En ce qui concerne l'utilisation de substances anabolisantes, plus de 15 000 analyses sont effectuées chaque année afin de rechercher leur utilisation frauduleuse, pour un budget annuel de 15 millions de francs. Sur la base des résultats, il est possible d'affirmer qu'environ 1 % des animaux mis sur le marché en France, toutes origines confondues, ont fait l'objet de traitements illicites. L'examen des contrôles dans le seul département de l'Allier (0 résultat positif sur 142 prélèvements en 1997), malgré une pression de contrôle importante et variée, ne corrobore pas les affirmations de certains professionnels cités par l'Humanité qui estiment “à 80 % les bovins shootés aux hormones” dans ce département. Peu de résultats convaincants donc, mais quand ils le sont, des suites y sont données : sur le plan national, les services vétérinaires ont récemment transmis plus de vingt affaires aux autorités judiciaires.

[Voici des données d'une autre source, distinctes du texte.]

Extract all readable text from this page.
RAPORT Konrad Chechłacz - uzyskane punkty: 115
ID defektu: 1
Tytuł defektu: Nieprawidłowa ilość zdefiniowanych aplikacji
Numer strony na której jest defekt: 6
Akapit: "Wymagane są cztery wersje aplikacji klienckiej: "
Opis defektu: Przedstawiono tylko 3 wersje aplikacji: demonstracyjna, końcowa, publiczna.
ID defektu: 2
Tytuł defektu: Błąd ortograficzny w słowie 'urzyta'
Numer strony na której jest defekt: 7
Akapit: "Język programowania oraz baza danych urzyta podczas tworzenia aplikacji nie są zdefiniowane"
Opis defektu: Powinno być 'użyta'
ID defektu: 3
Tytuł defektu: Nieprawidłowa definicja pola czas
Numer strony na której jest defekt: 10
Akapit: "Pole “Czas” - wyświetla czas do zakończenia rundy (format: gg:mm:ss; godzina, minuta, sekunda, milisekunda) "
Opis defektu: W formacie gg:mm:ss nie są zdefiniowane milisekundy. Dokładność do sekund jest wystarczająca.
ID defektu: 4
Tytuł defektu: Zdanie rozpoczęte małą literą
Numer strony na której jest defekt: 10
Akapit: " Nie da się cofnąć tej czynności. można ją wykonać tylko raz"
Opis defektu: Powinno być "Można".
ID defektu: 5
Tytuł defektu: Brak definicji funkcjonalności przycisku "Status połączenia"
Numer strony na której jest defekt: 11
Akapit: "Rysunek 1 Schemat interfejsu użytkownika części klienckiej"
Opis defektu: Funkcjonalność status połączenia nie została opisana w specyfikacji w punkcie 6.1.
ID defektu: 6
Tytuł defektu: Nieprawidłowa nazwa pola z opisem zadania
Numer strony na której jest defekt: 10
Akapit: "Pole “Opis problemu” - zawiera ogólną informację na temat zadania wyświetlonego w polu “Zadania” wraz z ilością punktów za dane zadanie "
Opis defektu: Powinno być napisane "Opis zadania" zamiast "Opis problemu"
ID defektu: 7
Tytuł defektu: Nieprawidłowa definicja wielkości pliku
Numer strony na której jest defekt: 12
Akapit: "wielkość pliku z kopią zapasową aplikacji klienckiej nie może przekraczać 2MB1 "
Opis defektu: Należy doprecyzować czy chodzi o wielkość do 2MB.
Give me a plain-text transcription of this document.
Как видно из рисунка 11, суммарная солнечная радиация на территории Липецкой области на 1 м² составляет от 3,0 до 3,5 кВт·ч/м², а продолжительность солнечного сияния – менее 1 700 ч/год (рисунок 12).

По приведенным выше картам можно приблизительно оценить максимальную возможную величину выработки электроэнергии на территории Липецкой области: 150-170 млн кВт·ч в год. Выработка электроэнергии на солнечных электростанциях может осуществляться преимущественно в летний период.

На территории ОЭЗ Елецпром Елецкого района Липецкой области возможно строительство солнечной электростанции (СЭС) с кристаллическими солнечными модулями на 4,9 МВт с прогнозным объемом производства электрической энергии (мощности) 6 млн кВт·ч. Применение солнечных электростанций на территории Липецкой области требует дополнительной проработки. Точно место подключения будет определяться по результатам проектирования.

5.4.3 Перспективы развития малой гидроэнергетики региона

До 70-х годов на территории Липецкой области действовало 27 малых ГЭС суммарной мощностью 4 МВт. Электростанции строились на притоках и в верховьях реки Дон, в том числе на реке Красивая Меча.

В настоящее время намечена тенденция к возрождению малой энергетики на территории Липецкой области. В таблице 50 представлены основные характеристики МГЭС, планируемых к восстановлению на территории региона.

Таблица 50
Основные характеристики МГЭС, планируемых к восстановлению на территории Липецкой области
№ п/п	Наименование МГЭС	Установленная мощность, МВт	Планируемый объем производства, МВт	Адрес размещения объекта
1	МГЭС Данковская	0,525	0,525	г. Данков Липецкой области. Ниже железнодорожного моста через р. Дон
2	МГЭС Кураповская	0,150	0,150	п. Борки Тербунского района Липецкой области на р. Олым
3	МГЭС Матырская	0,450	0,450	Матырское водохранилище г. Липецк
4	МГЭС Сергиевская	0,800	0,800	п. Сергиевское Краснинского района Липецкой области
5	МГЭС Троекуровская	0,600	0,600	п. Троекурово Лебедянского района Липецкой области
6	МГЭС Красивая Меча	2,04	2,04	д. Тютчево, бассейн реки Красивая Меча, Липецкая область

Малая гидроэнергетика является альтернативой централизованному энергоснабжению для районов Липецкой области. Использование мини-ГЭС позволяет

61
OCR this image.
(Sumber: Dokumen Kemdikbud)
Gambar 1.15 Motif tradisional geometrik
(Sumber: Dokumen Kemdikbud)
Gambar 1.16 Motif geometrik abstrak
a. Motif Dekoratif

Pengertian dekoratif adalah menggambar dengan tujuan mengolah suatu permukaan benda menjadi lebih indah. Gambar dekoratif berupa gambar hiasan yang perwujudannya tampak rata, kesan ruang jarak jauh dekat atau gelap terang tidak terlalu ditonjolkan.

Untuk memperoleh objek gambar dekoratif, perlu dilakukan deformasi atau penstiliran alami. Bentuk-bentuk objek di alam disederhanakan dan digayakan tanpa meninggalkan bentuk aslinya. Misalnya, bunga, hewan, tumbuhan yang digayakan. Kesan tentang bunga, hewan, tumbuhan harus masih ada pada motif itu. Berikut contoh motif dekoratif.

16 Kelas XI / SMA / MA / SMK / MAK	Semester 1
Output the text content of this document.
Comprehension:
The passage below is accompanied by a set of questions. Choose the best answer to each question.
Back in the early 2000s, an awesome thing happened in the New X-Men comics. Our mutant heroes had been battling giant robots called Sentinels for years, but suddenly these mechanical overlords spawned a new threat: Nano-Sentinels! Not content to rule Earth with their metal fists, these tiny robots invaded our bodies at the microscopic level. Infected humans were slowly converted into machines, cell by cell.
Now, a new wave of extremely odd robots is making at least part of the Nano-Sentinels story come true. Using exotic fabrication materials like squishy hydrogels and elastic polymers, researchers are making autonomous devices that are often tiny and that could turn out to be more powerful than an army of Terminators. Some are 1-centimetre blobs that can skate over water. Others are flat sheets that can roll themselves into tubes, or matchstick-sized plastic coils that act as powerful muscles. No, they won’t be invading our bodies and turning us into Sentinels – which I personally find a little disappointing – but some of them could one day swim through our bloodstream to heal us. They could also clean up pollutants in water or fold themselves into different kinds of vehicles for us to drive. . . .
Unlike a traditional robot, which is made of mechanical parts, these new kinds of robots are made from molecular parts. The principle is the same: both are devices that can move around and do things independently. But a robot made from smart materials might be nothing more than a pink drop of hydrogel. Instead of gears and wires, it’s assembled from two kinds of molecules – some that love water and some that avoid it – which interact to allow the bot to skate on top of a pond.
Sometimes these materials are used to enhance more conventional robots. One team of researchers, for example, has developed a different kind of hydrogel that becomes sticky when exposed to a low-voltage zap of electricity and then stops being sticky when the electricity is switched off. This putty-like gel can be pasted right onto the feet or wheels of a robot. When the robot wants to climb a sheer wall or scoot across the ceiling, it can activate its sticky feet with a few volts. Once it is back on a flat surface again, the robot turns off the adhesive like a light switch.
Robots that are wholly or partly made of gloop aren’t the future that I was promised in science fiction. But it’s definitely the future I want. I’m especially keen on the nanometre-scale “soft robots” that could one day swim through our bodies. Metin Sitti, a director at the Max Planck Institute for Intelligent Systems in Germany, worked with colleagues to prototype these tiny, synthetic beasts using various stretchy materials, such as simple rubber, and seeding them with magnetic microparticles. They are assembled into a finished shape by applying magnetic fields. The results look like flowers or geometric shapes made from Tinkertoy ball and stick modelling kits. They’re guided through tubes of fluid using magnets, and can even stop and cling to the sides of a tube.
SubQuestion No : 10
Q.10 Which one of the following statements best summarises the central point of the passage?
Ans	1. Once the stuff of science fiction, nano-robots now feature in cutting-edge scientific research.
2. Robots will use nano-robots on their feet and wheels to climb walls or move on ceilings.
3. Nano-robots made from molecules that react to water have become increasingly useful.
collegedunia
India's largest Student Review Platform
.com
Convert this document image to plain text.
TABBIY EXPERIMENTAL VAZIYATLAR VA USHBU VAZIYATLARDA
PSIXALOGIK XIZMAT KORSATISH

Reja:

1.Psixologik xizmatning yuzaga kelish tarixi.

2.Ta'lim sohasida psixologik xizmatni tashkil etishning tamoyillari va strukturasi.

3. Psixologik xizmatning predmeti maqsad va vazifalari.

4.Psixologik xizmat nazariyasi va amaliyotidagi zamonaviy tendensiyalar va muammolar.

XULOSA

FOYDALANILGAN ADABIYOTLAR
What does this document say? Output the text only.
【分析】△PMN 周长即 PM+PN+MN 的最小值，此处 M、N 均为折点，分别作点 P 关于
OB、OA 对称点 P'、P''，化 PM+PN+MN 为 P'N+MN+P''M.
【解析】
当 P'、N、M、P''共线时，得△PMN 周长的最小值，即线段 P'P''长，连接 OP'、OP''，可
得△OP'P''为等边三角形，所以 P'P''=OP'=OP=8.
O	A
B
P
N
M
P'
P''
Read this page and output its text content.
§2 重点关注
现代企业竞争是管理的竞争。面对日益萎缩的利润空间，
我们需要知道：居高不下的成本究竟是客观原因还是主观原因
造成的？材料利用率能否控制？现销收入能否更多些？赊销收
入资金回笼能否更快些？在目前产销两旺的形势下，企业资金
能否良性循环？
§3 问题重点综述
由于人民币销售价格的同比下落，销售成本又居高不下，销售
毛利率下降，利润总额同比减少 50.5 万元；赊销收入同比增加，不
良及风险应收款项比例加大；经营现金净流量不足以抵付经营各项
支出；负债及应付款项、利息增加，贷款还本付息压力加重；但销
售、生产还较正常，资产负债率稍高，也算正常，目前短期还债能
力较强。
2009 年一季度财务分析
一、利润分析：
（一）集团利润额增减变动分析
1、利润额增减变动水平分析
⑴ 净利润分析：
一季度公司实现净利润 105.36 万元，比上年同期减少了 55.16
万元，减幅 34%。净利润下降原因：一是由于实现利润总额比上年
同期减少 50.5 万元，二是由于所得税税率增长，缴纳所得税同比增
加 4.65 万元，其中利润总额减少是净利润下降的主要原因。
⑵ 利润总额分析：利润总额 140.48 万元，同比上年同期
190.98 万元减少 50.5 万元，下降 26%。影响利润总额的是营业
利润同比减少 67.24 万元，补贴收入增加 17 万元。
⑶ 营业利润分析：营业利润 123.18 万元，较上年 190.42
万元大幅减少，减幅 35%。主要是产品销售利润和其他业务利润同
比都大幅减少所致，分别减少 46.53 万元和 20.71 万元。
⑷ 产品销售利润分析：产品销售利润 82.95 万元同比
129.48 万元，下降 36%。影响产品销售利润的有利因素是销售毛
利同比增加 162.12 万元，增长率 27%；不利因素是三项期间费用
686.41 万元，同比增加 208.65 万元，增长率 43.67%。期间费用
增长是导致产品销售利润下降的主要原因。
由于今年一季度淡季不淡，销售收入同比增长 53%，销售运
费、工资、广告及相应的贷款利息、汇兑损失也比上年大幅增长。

De même en 1995, contrairement aux faits mentionnés dans l'article, les autorités belges n'ont pas communiqué d'informations alertant sur l'activité frauduleuse d'opérateurs belges sur le territoire français. Par contre le ministère de l'Agriculture a signalé à plusieurs reprises à ces mêmes autorités, les soupçons pesant sur des négociants belges en relation avec des éleveurs français. Une surveillance renforcée sur les animaux d'origine belge s'est d'ailleurs traduite par des poursuites judiciaires dont certaines ont abouti à des sanctions pénales.
S'agissant des accusations de “ventes” de signatures lors des contrôles à l'importation, il est exact que l'administration a dû recourir dans le passé aux services de vétérinaires privés pour ces contrôles, en l'absence d'agents de la Fonction publique en nombre suffisant au regard du nombre de bureaux de douanes ouverts. Certains vétérinaires privés facturaient leurs interventions, en complément des vacations allouées par l'Etat, en particulier lorsque les contrôles étaient effectués la nuit. Dès que cette pratique a été connue, les préfets ont reçu instruction d'y mettre fin. Le tribunal de grande instance de Mulhouse saisi de cette question en 1994 a jugé condamnable cette pratique mais n'a pas estimé qu'elle était accompagnée d'une intention frauduleuse, avec des conséquences pour la santé publique.
Tels sont les faits. Pour ma part, je ne dévierai pas de la ligne que je me suis fixé : priorité absolue à la santé des consommateurs, respect de la vérité qui ne s'accommode ni du laxisme ni de la psychose, confiance dans le travail des fonctionnaires qui assument les tâches difficiles de contrôle pour protéger le consommateur et, le cas échéant, adaptation des dispositions si des lacunes apparaissent.